Since the earliest days of Antarctic exploration, the food and festivity of Christmas has been an important morale booster for expeditioners far from home.

One of the earliest accounts of preparing Christmas dinner in Antarctica is by Frank Hurley, the expedition photographer on Sir Douglas Mawson’s 1911–1914 Australasian Antarctic Expedition.

Hurley’s expedition party had been hauling sleds across the frozen Antarctic plateau for weeks, battling snow blindness and frost bite with dwindling food supplies.

But Hurley wasn’t about to let a little hardship and hunger dampen his Christmas spirit, or his culinary flair.

After serving a main course of “frizzled pemmican on fried biscuit,” Hurley’s pièce de résistance was an improvised plum pudding, boiled in a sock.

Hurley recorded in his diary that it was prepared by grating some biscuits with a saw, adding sugar, a few raisins, a dollop of snow and three drops of methylated spirits, allegedly for flavour.

The dubious festive creation is said to have turned out “very satisfactorily”.

Dinner concluded with toasts to the King and fellow expeditioners, and a grimace-making concoction known as ‘tanglefoot’, prepared by boiling five raisins in methylated spirits.

“We enjoyed our dinner thoroughly,” Hurley wrote in his diary that night. “Probably because we were mightily hungry, and I never knew a happier and more jolly Christmas, than this one.”

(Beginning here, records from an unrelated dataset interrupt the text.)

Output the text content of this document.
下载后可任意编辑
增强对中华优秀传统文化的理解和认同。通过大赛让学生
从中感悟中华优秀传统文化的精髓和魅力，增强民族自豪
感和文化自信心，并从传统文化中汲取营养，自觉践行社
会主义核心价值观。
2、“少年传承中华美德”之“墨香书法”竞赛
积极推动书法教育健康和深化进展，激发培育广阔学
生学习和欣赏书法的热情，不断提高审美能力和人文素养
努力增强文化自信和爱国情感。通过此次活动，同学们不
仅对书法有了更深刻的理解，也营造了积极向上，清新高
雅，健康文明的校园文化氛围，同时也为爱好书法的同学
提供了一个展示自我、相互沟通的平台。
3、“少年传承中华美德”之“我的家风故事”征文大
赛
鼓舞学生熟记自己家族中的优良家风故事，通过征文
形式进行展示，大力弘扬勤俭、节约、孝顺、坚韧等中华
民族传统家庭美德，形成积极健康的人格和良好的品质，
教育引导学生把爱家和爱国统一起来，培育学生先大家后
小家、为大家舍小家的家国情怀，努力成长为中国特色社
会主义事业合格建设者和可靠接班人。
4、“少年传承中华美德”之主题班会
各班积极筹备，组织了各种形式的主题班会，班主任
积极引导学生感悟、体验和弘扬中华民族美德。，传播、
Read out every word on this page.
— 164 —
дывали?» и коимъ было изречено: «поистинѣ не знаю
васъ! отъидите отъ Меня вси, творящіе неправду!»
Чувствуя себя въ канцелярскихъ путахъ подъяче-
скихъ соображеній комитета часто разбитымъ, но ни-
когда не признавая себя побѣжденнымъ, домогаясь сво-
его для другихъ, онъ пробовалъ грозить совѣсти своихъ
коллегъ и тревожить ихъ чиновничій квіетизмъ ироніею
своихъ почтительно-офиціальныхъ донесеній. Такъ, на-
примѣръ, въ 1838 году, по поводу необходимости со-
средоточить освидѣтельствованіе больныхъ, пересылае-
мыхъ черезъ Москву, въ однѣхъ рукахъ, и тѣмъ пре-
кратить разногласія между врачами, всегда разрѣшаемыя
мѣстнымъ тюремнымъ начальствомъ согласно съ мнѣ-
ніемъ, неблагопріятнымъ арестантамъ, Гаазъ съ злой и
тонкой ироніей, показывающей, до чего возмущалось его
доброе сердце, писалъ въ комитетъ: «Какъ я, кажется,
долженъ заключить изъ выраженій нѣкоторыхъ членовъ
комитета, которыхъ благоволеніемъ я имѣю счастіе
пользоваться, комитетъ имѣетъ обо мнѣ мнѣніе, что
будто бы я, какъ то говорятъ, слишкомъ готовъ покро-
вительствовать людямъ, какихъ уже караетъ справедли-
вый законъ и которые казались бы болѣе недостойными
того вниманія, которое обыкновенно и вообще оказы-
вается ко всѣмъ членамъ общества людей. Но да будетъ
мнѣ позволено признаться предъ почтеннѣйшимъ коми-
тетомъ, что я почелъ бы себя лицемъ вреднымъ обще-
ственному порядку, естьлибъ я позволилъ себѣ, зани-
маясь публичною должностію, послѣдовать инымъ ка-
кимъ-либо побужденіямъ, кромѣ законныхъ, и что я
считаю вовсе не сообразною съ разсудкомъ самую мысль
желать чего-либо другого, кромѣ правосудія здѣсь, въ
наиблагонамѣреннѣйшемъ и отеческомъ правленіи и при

Today’s Antarctic expeditioners might enjoy the kind of comforts that Mawson’s men could only dream about, but crews on station still encounter some interesting challenges.

At Casey research station this year, the Christmas banquet has been put back by a few days to make way for a major scheduled resupply operation over Christmas.

For Chef Justin Chambers, the upside will be a fully-stocked pantry packed bursting with fresh and delicious ingredients.

Justin and his team are busy preparing a mouth-watering banquet that will include all of the traditional roasted Christmas fare, alongside more contemporary offerings like smoked salmon, prawns, and even sushi.

“This will be my take on an Aussie Christmas in Queensland, light and balanced,” he said.

“And of course there will be plum pudding with custard and brandy sauce, pavlova for the sugar and cream nuts, plus heaps of other fancy and deserving treats to fill a few tables.”

The Queensland-based chef traded in a high-flying career cooking for Michelin-star restaurants and touring musicians including Madonna and Queen to work in Antarctica.

He said that working in one of the world’s remotest kitchens is a unique and exciting challenge, but not that different from a modern commercial kitchen back in Australia.

“These days we have a well-stocked freezer and dry store, combination steam-bake ovens that can be pre-set with your own MP3 sound when the cooking is done, wireless internet that lets you Google a recipe while you’re sipping on a coffee in the mess,” he said.

He said some of the main challenges on station are always doing your best job and getting on with everyone on station, which he always takes on with a smile.

Justin said the long periods between resupply shipments can make access to ingredients difficult, which is why a good Antarctic chef still needs to improvise.

“If we don’t have an ingredient, we will substitute, improvise or tweak. If there’s no icing sugar, you can throw some normal sugar in Thermomix and blitz it,” he said.

“If there’s no sour cream, you add a pinch of citric acid to some cream and hey presto. I even make sweetened condensed milk from scratch.”